Hay un largo camino desde este palacio de Silicon Valley hasta las estrechas viviendas de los trabajadores en la “Ciudad del iPhone” en Zhengzhou, la ciudad industrial china que ganó notoriedad hace un año cuando los habitantes protestaron contra las restricciones de Covid-19. Sin embargo, Foxconn, el mayor fabricante de iPhone, ahora está replicando este modelo en India mientras busca albergar a decenas de miles de trabajadores que prestan servicios en la cadena de suministro de Apple.
Apple está perdiendo una oportunidad aquí para intervenir y emular a los grandes filantrocapitalistas del pasado ayudando a Foxconn a crear alojamiento para trabajadores de última generación.
Sir Titus Salt, un magnate textil victoriano de espléndidos bigotes, creó Saltaire, una comunidad modelo cerca de Bradford, en la década de 1850. El industrial de vagones George Pullman construyó una ciudad cerca de Chicago para sus empleados en 1880. George Cadbury diseñó casas de arte y artesanía en Bournville, cerca de Birmingham, para los trabajadores de la fábrica de chocolate.
Los principios de diseño detrás de todas estas casas eran similares. William Hesketh Lever, el “Rey del Jabón”, construyó el pueblo de Port Sunlight en Cheshire para los trabajadores y sus familias. En 1888, el cofundador de lo que pasó a formar parte de Unilever dicho Su objetivo era proporcionar “casas adosadas con jardines en la parte delantera y trasera en las que podrán saber más sobre la ciencia de la vida que en cualquier barrio pobre de la parte trasera, y en las que aprenderán que se puede disfrutar más de la vida que en cualquier otro barrio pobre”. en el mero ir y volver del trabajo y esperar con ansias el sábado por la noche para cobrar su salario”.
Basándose en una inspiración similar, Apple iDorm podría ofrecer a cada usuario un espacio bellamente diseñado con luz y ventilación naturales. Podría proporcionar acceso no sólo a la última tecnología (de Apple, naturalmente) y a instalaciones de ocio, sino también a zonas verdes ajardinadas al aire libre. Podría ser “un entorno maravillosamente abierto para que las personas creen, colaboren y trabajen juntas”, en palabras de Jony Ive, entonces director de diseño de Apple. en la apertura del Apple Park.
Tal como están las cosas, cuando el iPhone sea una pieza de museo y la fabricación esté completamente automatizada y administrada por IA, los cuarteles donde ahora se alojan los trabajadores no merecerán un estatus especial por su interés arquitectónico o histórico como lo han hecho algunas partes de Bournville. iPhone City es un candidato improbable para unirse a Saltaire como Patrimonio de la Humanidad de la Unesco.
Entonces, como ahora, una mayor productividad solía ser el objetivo subyacente de los grandes benefactores industriales. De hecho, las ciudades corporativas vinculaban a sus residentes a la fábrica, limitando su capacidad de desertar y pasarse a competidores más alejados. Algunos proyectos estaban motivados por el deseo de sofocar o excluir a los sindicatos. Muchos se regían por reglas estrictas que cubrían la templanza (no había pubs dentro de la finca original de Bournville), la higiene personal o la probidad moral.

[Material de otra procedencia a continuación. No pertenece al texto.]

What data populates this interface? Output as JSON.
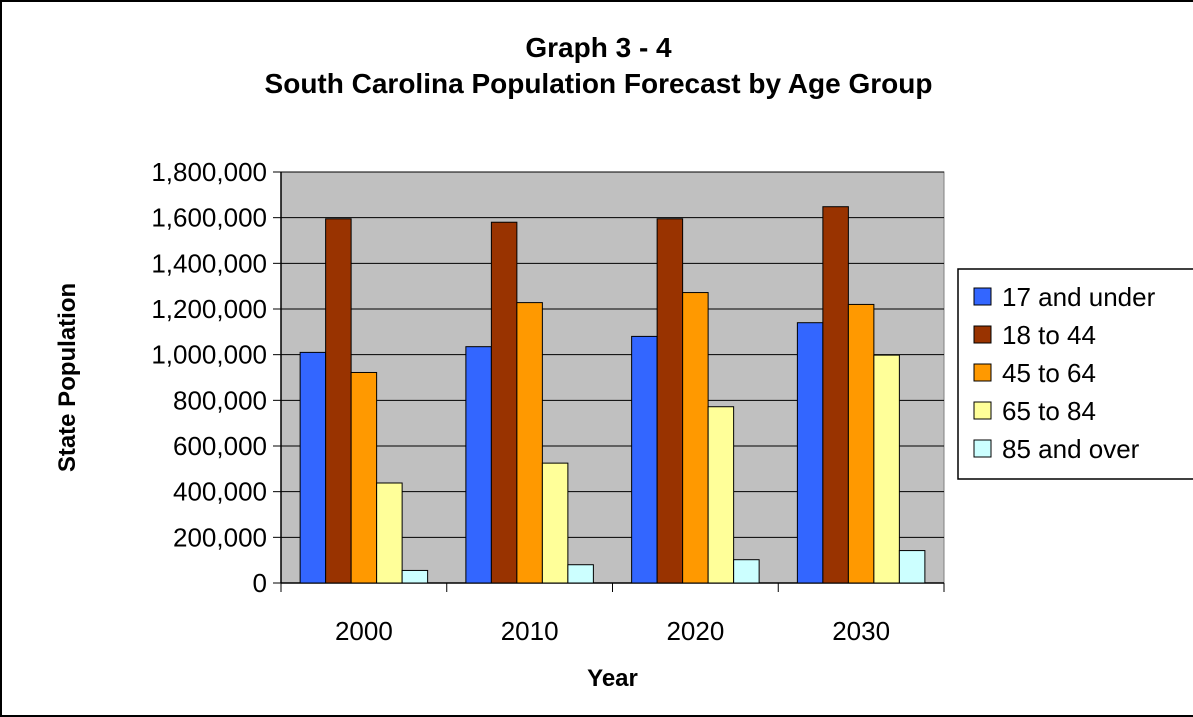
{
  "chart_data": {
    "type": "bar",
    "title_line1": "Graph 3 - 4",
    "title_line2": "South Carolina Population Forecast by Age Group",
    "xlabel": "Year",
    "ylabel": "State Population",
    "categories": [
      "2000",
      "2010",
      "2020",
      "2030"
    ],
    "ylim": [
      0,
      1800000
    ],
    "yticks": [
      0,
      200000,
      400000,
      600000,
      800000,
      1000000,
      1200000,
      1400000,
      1600000,
      1800000
    ],
    "ytick_labels": [
      "0",
      "200,000",
      "400,000",
      "600,000",
      "800,000",
      "1,000,000",
      "1,200,000",
      "1,400,000",
      "1,600,000",
      "1,800,000"
    ],
    "grid": true,
    "plot_background": "#c0c0c0",
    "legend_position": "right",
    "series": [
      {
        "name": "17 and under",
        "color": "#3366ff",
        "values": [
          1010000,
          1035000,
          1080000,
          1140000
        ]
      },
      {
        "name": "18 to 44",
        "color": "#993300",
        "values": [
          1595000,
          1580000,
          1595000,
          1648000
        ]
      },
      {
        "name": "45 to 64",
        "color": "#ff9900",
        "values": [
          922000,
          1228000,
          1272000,
          1220000
        ]
      },
      {
        "name": "65 to 84",
        "color": "#ffff99",
        "values": [
          438000,
          525000,
          772000,
          998000
        ]
      },
      {
        "name": "85 and over",
        "color": "#ccffff",
        "values": [
          55000,
          80000,
          102000,
          142000
        ]
      }
    ]
  }
}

La benevolencia podría desembocar en un paternalismo restrictivo. La protesta, como en algunas ciudades fábricas de iPhone, no estaba lejos de la superficie. En 1894, los trabajadores de Pullman se declararon en huelga después de que George Pullman recortara los salarios, lo que provocó un boicot que afectó a gran parte de la red ferroviaria estadounidense. Un factor importante que impulsó la decisión de dejar de trabajar fue la negativa del magnate a reducir los alquileres de las casas donde vivía la mayoría de los trabajadores.

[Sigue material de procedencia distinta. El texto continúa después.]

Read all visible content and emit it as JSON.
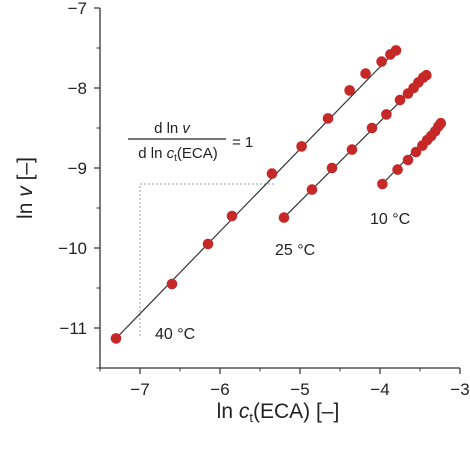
{
  "chart_data": {
    "type": "scatter",
    "xlabel": {
      "prefix": "ln ",
      "var": "c",
      "sub": "t",
      "suffix": "(ECA) [–]"
    },
    "ylabel": {
      "prefix": "ln ",
      "var": "v",
      "suffix": " [–]"
    },
    "xlim": [
      -7.5,
      -3
    ],
    "ylim": [
      -11.5,
      -7
    ],
    "x_ticks": [
      -7,
      -6,
      -5,
      -4,
      -3
    ],
    "x_tick_labels": [
      "−7",
      "−6",
      "−5",
      "−4",
      "−3"
    ],
    "y_ticks": [
      -11,
      -10,
      -9,
      -8,
      -7
    ],
    "y_tick_labels": [
      "−11",
      "−10",
      "−9",
      "−8",
      "−7"
    ],
    "grid": false,
    "annotation": {
      "numerator": {
        "prefix": "d ln ",
        "var": "v"
      },
      "denominator": {
        "prefix": "d ln ",
        "var": "c",
        "sub": "t",
        "suffix": "(ECA)"
      },
      "equals": "= 1"
    },
    "marker_color": "#c62828",
    "line_color": "#333333",
    "guide_color": "#999999",
    "slope_triangle": {
      "x_from": -7,
      "x_to": -5.3,
      "y_low": -11.1,
      "y_high": -9.2
    },
    "series": [
      {
        "label": "40 °C",
        "x": [
          -7.3,
          -6.6,
          -6.15,
          -5.85,
          -5.35,
          -4.98,
          -4.65,
          -4.38,
          -4.18,
          -3.98,
          -3.87,
          -3.8
        ],
        "y": [
          -11.13,
          -10.45,
          -9.95,
          -9.6,
          -9.07,
          -8.73,
          -8.38,
          -8.03,
          -7.82,
          -7.67,
          -7.58,
          -7.53
        ],
        "trend": [
          [
            -7.3,
            -11.13
          ],
          [
            -3.8,
            -7.53
          ]
        ]
      },
      {
        "label": "25 °C",
        "x": [
          -5.2,
          -4.85,
          -4.6,
          -4.35,
          -4.1,
          -3.92,
          -3.75,
          -3.65,
          -3.58,
          -3.52,
          -3.46,
          -3.42
        ],
        "y": [
          -9.62,
          -9.27,
          -9.0,
          -8.77,
          -8.5,
          -8.33,
          -8.15,
          -8.07,
          -8.0,
          -7.93,
          -7.87,
          -7.84
        ],
        "trend": [
          [
            -5.2,
            -9.62
          ],
          [
            -3.42,
            -7.84
          ]
        ]
      },
      {
        "label": "10 °C",
        "x": [
          -3.97,
          -3.78,
          -3.65,
          -3.55,
          -3.47,
          -3.41,
          -3.36,
          -3.31,
          -3.27,
          -3.24
        ],
        "y": [
          -9.2,
          -9.02,
          -8.9,
          -8.8,
          -8.72,
          -8.65,
          -8.6,
          -8.54,
          -8.48,
          -8.44
        ],
        "trend": [
          [
            -3.97,
            -9.2
          ],
          [
            -3.24,
            -8.44
          ]
        ]
      }
    ]
  }
}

El legado de Jobs parece más seguro, incluida su exquisita atención al detalle, aplicada incluso al funcionamiento interno de los dispositivos Apple. Si sus sucesores quieren honrarlo, deberían adoptar el mismo enfoque en las grietas no observadas de la cadena de suministro del iPhone y aspirar a diseñar los “mejores dormitorios para trabajadores del mundo”.